Every two years, the Treasurer’s Office invites private buyers to bid on those properties with the goal of revitalizing neighborhoods.
But the Cook County Land Bank Authority reported an unnecessary amount of red tape is keeping those vacant properties from getting back into the community.
“In order to put that property back out to the market, there are literally 75 different steps, court appearances and appraisals and inspections,” said Bridget Gainer, Cook County Commissioner and Chairwoman of the Cook County Land Bank Authority. “It creates a lot of barriers for anybody redeveloping those properties.”
In fact, a report from the University of Chicago found only seven percent of scavenger sale properties have been returned to the market since 2007; a disproportionate amount of which are in predominantly black and brown neighborhoods.

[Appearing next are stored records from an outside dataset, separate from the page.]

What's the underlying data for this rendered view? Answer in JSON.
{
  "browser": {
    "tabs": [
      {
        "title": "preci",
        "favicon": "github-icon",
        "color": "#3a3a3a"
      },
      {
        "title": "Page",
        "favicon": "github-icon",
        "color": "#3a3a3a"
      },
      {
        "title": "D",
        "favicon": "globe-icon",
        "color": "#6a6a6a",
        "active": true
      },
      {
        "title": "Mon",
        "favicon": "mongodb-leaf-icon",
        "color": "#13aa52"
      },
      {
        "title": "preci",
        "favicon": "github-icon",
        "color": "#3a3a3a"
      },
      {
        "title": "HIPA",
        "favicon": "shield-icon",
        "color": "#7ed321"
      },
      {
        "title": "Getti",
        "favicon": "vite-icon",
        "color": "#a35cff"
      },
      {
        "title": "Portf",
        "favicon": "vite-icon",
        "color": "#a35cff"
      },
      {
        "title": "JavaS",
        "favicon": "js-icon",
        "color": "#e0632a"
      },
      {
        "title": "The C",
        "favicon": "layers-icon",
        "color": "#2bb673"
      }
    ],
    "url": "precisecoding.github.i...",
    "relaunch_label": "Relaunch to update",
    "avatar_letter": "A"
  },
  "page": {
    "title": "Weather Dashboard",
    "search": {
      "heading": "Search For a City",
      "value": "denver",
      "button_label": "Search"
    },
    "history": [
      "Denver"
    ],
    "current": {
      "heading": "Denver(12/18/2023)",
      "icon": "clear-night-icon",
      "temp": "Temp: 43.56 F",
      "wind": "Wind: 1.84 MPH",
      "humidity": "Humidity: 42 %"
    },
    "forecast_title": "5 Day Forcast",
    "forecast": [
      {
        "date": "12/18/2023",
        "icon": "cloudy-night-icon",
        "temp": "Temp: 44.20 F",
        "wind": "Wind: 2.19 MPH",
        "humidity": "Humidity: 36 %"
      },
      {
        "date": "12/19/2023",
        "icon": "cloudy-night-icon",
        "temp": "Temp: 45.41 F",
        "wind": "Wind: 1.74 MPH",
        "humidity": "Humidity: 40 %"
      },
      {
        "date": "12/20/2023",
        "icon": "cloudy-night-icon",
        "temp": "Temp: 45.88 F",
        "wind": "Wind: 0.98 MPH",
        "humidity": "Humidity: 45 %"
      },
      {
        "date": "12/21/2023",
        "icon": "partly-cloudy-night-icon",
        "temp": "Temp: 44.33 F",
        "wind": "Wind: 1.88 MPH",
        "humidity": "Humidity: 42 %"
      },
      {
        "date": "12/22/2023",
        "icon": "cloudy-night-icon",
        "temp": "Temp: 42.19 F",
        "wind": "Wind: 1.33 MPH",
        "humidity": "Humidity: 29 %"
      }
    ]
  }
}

“Eighty percent of what's in the scavenger sale is in black neighborhoods,” Gainer said. “It's just putting the huge brick on top of the ability to redevelop vacant property, even when the owner is long gone.”
Gainer told WBBM Newsradio the current scavenger sale system is “absolutely broken” as it discriminatorily targets minority neighborhoods and discourages smaller developers looking to reinvest in Chicago’s South and West sides.
“One of our developers tried to go to the scavenger sale himself. He said it was like bringing Monopoly money to Wall Street because all banks and hedge funds were there," she said.
The Cook County Land Bank Authority is launching a campaign this November, calling for state legislation that would lower costs, time, and uncertainty for smaller developers to get to work.